By Javier Blas and Grant Smith
“Saudi Arabia is taking a harder line than in the past,” said Amrita Sen, chief oil analyst at consultant Energy Aspects Ltd. in London. “Riyadh is making very clear that they don’t want to shoulder all the cuts alone.”
The willingness to tolerate cheating was a key part of the “whatever it takes” policy to support oil prices that Al-Falih set out in late 2016, borrowing a line from central banker Mario Draghi.
Al-Falih paid lip service to dealing with the cheating, trying to cajole OPEC+ nations to cut output as much as they had promised. But when his admonitions failed and oil prices faltered, endangering the initial public offering of state oil producer Saudi Aramco, he simply decided to bear the burden. Earlier this year, in an abrupt change to decades of Saudi oil policy, Riyadh cut production far below their agreed target.
Whether the new policy simply represents a shift in tone, or a more meaningful change isn’t yet clear. Saudi officials privately say Prince Abdulaziz will simply reiterate the decades-long Saudi mantra that everyone needs to contribute to make the production cuts successful. During the tenure of Ali Al-Naimi, oil minister from 1995 to 2016, Riyadh resolutely refused to cut its production deeper than it had agreed at OPEC meetings.
The prince already made the point when he attended an OPEC+ committee meeting in Abu Dhabi in September.
“Every country counts regardless of its size,” he said at the opening session of the meeting.
The cheating has been widespread. Iraq, for example, should be pumping no more than 4.51 million barrels a day; but in some months it produced nearly 4.8 million barrels a day. Kazakhstan accepted a limit of 1.86 million barrels a day, however, it has produced closer to 1.95 million barrels. Nigeria agreed a quota of 1.68 million barrels a day, but has regularly pumped more than 1.8 million barrels a day.

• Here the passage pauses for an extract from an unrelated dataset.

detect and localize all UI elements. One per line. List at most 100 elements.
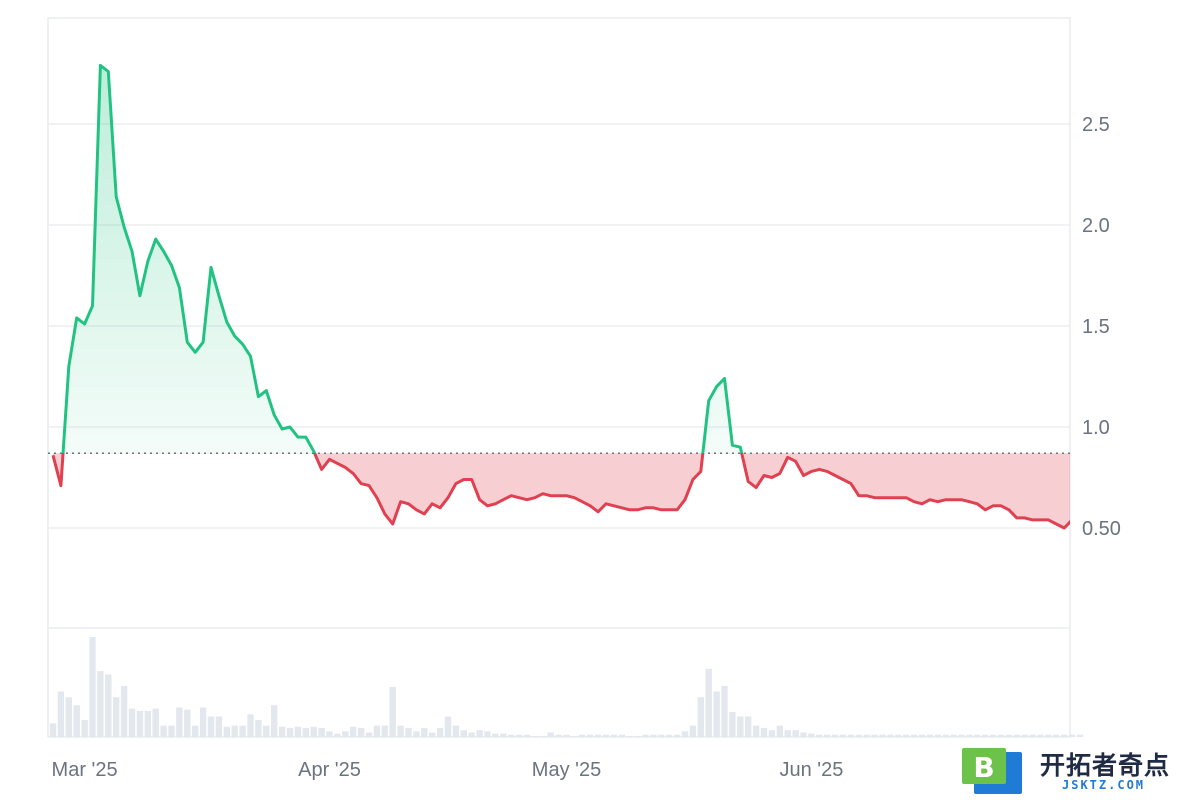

Russia has pumped more oil than allowed by the OPEC+ deal in eight months this year. It has complied with the agreement in only three months of this year — May, June and July — when disruption to the key Druzhba oil pipeline pushed production below its OPEC+ target.
Al-Falih was forced to act partly because the kingdom needed a higher oil price to push ahead with the Aramco IPO. But Prince Abdulaziz probably won’t be so constrained once Aramco prices its share sale on Dec. 5, the same day as OPEC’s meeting.
The policy of accommodating cheating has been costly for the kingdom. Riyadh was forced to reduce its own production as much as 700,000 barrels a day below its own OPEC+ quota to prevent oil prices from falling.
In December 2018, Saudi Arabia agreed a production limit of 10.31 million barrels a day through this year. But it reduced production unilaterally earlier this year, reaching a low of 9.58 million barrels a day in July.
As Saudi Arabia had to cut production deeper than others, it’s reaped fewer rewards from the recovery in oil prices. Russia, for example, is earning about $170 million a day more than it did in the final quarter of 2016 when the OPEC+ cuts were first agreed, according to the International Energy Agency. Saudi Arabia is earning just $125 million more.
For OPEC watchers, the test of how far Saudi Arabia is ready to get tough with cheaters is whether the kingdom brings production back to its official OPEC+ quota of 10.31 million barrels a day and sustains it for several months.
The production picture is clouded by the impact of the September attack against two key Saudi production facilities called Abqaiq and Khurais. The kingdom depleted its inventories in the days after the attack to sustain exports and Riyadh has subsequently lifted production to re-fill them. In November, the kingdom has pumped 10.23 million barrels a day, a slight reduction from October but significantly above the year-to-date average of 9.8 million, according to Vienna-based consultant JBC Energy GmbH.